Lo frágil de la privacidad en la actualidad ha terminado con la carrera de empresarios, políticos y artistas por conversaciones y audios sacados de su contexto. Sin embargo, somos nosotros mismos los que a través de lo que publicamos, exponemos peligrosamente nuestra vida y a los seres que amamos. Cientos de fotos y datos en nuestros perfiles, muestran la familia con sus nombres y fechas de cumpleaños; donde estudian o trabajan; sus aficiones y gustos; direcciones de la casa, placas del carro y muchos datos que parecen poco importantes, pero que sirven de insumo para quienes se dedican a los crímenes virtuales y a estafar por internet. Esas son las cosas que usamos habitualmente como contraseñas de nuestros correos y cuentas bancarias y están al alcance de nuestros recuerdos publicados. También la esfera más privada se ha virtualizado. Prácticas como el “sexting” y las video llamadas, permiten tener sexo a través del teléfono, intercambiando audios e imágenes de nuestra intimidad. Aunque actualmente la desnudez no representa un tabú como hace unos años, el contenido que se comparte en un acuerdo de confianza puede terminar siendo difundido sin consentimiento. Hace algunos días, hubo una denuncia masiva de un perfil de Instagram que estaba divulgando imágenes íntimas de jóvenes manizaleños, muchos de ellos menores de edad.

Avanzamos a una velocidad incontrolable hacia un mundo completamente interconectado, donde la línea que separa lo público de lo personal cada vez es más borrosa. Somos perfiles que integramos un nicho de mercado, que tenemos valor para empresas que quieren vendernos sus productos. Regalamos toneladas de información personal con la que comercializan los grandes de internet que nos dan conexión gratuita. Utilizan nuestros miedos para encausar las preferencias políticas y ganar campañas electorales, como ocurrió con el presidente norteamericano Donald Trump en 2016 y lo único que tuvieron que hacer fue medir la cantidad de “likes” de los usuarios, frente a distintas publicaciones.

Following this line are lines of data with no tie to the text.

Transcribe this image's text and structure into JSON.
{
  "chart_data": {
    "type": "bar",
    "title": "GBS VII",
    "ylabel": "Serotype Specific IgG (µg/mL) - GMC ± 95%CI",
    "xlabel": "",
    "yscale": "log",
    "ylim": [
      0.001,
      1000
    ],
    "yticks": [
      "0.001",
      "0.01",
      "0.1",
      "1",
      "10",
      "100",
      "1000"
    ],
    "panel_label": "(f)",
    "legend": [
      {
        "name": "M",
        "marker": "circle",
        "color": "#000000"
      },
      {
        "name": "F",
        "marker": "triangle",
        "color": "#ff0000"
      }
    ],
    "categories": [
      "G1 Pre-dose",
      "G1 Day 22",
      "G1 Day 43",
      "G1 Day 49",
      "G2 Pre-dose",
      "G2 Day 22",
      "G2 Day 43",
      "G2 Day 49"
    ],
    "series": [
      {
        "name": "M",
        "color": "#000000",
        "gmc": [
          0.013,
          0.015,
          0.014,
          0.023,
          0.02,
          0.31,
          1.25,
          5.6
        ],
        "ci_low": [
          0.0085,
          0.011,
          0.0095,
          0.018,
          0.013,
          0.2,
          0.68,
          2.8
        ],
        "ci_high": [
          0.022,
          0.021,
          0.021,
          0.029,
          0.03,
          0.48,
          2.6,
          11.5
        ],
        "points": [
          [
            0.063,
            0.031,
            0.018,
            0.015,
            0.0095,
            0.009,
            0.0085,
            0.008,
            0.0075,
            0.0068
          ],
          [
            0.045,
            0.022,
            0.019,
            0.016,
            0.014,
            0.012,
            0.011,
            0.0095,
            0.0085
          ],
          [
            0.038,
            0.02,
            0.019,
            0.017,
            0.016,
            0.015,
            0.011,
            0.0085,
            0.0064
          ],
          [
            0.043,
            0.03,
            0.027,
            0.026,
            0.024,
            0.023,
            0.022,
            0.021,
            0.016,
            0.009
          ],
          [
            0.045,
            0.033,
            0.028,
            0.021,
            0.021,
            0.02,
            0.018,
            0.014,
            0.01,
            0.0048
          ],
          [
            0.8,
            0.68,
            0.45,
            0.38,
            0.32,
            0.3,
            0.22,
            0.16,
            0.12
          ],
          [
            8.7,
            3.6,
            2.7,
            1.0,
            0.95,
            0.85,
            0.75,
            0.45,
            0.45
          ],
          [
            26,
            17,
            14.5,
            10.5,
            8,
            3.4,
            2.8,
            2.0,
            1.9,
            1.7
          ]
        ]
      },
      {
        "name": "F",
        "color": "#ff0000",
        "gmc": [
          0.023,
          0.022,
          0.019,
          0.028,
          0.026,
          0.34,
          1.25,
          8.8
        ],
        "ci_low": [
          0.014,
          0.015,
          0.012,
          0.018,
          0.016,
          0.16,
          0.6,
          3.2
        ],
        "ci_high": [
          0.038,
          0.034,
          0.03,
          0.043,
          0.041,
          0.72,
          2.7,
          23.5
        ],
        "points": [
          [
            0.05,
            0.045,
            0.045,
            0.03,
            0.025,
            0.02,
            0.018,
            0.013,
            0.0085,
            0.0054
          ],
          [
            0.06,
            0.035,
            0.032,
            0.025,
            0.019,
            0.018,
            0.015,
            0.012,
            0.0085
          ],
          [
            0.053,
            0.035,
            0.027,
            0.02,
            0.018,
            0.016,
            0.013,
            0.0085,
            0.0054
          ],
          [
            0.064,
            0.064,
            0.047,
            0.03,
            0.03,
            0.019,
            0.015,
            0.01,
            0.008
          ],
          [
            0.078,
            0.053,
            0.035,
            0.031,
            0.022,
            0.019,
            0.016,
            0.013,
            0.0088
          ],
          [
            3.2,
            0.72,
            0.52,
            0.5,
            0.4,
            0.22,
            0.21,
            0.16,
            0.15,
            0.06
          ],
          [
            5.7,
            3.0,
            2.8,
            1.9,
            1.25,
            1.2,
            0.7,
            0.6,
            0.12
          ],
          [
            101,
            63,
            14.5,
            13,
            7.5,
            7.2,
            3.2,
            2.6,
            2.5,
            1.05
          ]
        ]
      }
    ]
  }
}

Yo por lo pronto, me voy a iniciar la clase virtual de inglés de hoy; como no leí la letra pequeña, mi contrato se renovó automáticamente y estoy obligado a pagarlo. Espero que mi pronunciación sea mejor, que las fotos que he enviado ya no existan, que no me descuenten más plata de las tarjetas, que sí me llegue lo que pedí por Wish y que nadie adivine mis contraseñas de internet.